A. Connes and M. Marcolli, "From Physics to Number Theory via Noncommutative Geometry. Part I: Quantum Statistical Mechanics of Q-lattices" (preprint 04/04)

[abstract:] "This is the first installment of a paper in three parts, where we use noncommutative geometry to study the space of commensurability classes of Q-lattices and we show that the arithmetic properties of KMS states in the corresponding quantum statistical mechanical system, the theory of modular Hecke algebras, and the spectral realization of zeros of L-functions are part of a unique general picture. In this first chapter we give a complete description of the multiple phase transitions and arithmetic spontaneous symmetry breaking in dimension two. The system at zero temperature settles onto a classical Shimura variety, which parameterizes the pure phases of the system. The noncommutative space has an arithmetic structure provided by a rational subalgebra closely related to the modular Hecke algebra. The action of the symmetry group involves the formalism of superselection sectors and the full noncommutative system at positive temperature. It acts on values of the ground states at the rational elements via the Galois group of the modular field."

M. Planat explains:

"[This paper] is quite remarkable: it still generalizes the 1995 Bost and Connes paper to a more general Hamiltonian (proposition 1.17), which is the logarithmic determinant of 2 × 2 matrices associated to an integer lattice. Instead of the Riemann zeta function at temperature β, the partition function becomes a product of 2 Riemann zeta functions at β and β–1. This product appears also as a Mellin transform of the logarithm for the number of unrestricted partitions p(n), a function I used in a recent paper, which generalizes Planck theory of radiation"

The recent paper was this:

M. Planat, "Quantum 1/f noise in equilibrium: from Planck to Ramanujan", Physica A 318 (2003) 371
 

M. Marcolli and A. Connes, "From physics to number theory via noncommutative geometry. Part II: Renormalization, the Riemann–Hilbert correspondence, and motivic Galois theory", from Frontiers in Number Theory, Physics, and Geometry: On Random Matrices, Zeta Functions, and Dynamical Systems (Springer, 2006)



J. Baez, This Week's Finds in Mathematical Physics week 218 contains similarly illuminating discussion of the work of Connes and Marcolli, also framing certain issues concerning the bewildering array of zeta and L-functions in terms of category theory.



In Autumn 1998 Alain Connes offered a course at Ohio State University entitled "Noncommutative Geometry, Trace Formulas and the Zeros of the Riemann Zeta Function"

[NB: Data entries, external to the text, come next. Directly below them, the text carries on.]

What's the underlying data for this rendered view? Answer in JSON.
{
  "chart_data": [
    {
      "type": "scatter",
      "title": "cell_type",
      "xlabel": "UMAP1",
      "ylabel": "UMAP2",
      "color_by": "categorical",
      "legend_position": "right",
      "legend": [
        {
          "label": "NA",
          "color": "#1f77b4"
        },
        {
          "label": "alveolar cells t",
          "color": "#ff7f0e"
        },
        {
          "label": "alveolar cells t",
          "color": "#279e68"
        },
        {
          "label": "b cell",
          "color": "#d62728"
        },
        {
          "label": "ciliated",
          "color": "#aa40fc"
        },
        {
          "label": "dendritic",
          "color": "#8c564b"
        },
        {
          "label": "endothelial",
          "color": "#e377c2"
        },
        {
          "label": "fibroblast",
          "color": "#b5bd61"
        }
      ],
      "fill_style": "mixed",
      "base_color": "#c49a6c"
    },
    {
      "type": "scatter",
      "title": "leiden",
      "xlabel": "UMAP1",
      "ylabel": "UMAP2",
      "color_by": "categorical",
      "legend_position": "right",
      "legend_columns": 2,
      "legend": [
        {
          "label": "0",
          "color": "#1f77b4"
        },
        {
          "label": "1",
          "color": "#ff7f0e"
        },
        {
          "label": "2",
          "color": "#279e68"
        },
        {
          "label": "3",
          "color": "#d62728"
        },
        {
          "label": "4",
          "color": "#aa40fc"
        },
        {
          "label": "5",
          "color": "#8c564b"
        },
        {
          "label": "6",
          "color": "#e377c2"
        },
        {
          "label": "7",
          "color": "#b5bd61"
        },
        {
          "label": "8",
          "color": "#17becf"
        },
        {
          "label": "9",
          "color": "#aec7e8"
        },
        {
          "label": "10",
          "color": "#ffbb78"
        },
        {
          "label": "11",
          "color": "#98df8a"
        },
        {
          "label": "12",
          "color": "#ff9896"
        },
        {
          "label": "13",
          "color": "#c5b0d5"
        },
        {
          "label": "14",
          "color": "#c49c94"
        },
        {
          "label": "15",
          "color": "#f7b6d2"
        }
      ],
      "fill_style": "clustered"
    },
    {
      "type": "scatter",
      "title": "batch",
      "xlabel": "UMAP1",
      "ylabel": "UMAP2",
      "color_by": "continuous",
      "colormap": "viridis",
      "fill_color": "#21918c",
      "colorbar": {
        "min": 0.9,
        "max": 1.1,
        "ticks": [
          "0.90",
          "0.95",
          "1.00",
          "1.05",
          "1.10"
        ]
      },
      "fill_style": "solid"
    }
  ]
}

Video of lectures 2–9 is available here (in .rm format): 2 3 4 5 6 7 8 9


"Noncommutative geometry and the Riemann zeta function"

This is Connes' expository paper on the subject matter of the course, describing his motivations and some background.

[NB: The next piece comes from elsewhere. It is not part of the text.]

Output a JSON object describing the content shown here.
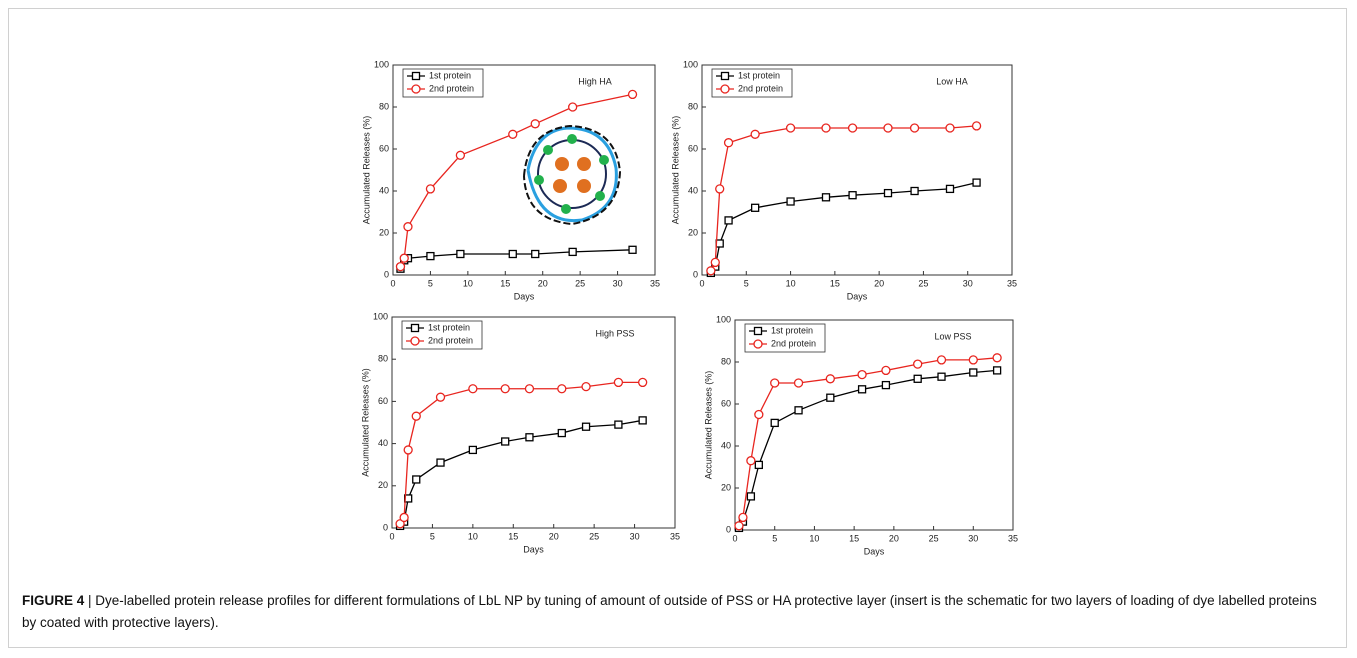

"Trace formula in noncommutative geometry and the zeros of the Riemann zeta function"

This is another of Connes' papers, on the subject matter of this course.




The scientific life of mathematicians can be pictured as a trip inside the geography of the "mathematical reality" which they unveil gradually in their own private mental frame.

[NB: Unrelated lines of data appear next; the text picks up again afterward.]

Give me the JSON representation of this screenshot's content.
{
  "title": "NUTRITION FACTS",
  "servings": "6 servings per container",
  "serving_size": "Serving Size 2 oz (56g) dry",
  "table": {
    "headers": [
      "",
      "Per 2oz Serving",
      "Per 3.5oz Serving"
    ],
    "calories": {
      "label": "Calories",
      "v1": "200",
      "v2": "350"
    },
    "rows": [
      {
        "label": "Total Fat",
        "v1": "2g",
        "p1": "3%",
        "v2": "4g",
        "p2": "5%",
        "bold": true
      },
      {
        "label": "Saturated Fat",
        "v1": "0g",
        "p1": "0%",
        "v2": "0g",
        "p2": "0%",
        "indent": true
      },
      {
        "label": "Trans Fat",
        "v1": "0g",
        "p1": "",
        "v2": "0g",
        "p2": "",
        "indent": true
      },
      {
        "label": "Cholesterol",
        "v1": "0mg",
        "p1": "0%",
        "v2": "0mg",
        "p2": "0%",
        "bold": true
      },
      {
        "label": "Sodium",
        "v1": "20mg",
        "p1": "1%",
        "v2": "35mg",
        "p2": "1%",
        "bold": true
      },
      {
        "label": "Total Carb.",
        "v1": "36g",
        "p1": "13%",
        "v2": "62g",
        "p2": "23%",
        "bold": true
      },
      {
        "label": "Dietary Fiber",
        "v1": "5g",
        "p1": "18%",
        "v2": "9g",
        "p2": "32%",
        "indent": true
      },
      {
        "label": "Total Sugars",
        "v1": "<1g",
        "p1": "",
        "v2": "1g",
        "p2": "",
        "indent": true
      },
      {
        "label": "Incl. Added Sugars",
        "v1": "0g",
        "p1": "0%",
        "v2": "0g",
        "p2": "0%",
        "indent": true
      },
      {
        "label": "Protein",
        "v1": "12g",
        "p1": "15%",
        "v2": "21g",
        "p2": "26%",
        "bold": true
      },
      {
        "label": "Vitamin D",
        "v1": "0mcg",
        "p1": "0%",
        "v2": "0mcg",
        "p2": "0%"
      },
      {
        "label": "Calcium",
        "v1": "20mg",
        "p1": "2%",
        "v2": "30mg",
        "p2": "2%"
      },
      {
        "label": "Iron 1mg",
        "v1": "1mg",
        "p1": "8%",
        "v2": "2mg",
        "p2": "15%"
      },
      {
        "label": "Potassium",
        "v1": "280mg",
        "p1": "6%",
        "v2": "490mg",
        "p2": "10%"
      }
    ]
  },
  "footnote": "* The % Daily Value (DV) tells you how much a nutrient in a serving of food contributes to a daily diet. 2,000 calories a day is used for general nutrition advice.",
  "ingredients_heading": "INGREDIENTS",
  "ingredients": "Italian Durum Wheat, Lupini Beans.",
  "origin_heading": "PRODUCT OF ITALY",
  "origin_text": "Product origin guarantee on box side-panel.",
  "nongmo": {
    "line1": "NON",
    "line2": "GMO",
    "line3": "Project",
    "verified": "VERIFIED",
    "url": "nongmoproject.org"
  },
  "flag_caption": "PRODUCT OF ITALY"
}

It often begins by an act of rebellion with respect to the existing dogmatic description of that reality that one will find in existing books. The young "to be mathematician" realize in their own mind that their perception of the mathematical world captures some features which do not fit with the existing dogma. This first act is often due in most cases to ignorance but it allows one to free oneself from the reverence to authority by relying on one's intuition provided it is backed by actual proofs. Once mathematicians get to really know, in an original and "personal" manner, a small part of the mathematical world, as esoteric as it can look at first, their trip can really start. It is of course vital not to break the "fil d'arianne" which allows one to constantly keep a fresh eye on whatever one will encounter along the way, and also to go back to the source if one feels lost at times...

It is also vital to always keep moving. The risk otherwise is to confine oneself in a relatively small area of extreme technical specialization, thus shrinking one's perception of the mathematical world and its bewildering diversity.

The really fundamental point in that respect is that while so many mathematicians have been spending their entire life exploring that world they all agree on its contours and on its connexity: whatever the origin of one's itinerary, one day or another if one walks long enough, one is bound to reach a well known town i.e. for instance to meet elliptic functions, modular forms, zeta functions. "All roads lead to Rome" and the mathematical world is "connected".

In other words there is just "one" mathematical world, whose exploration is the task of all mathematicians, and they are all in the same boat somehow.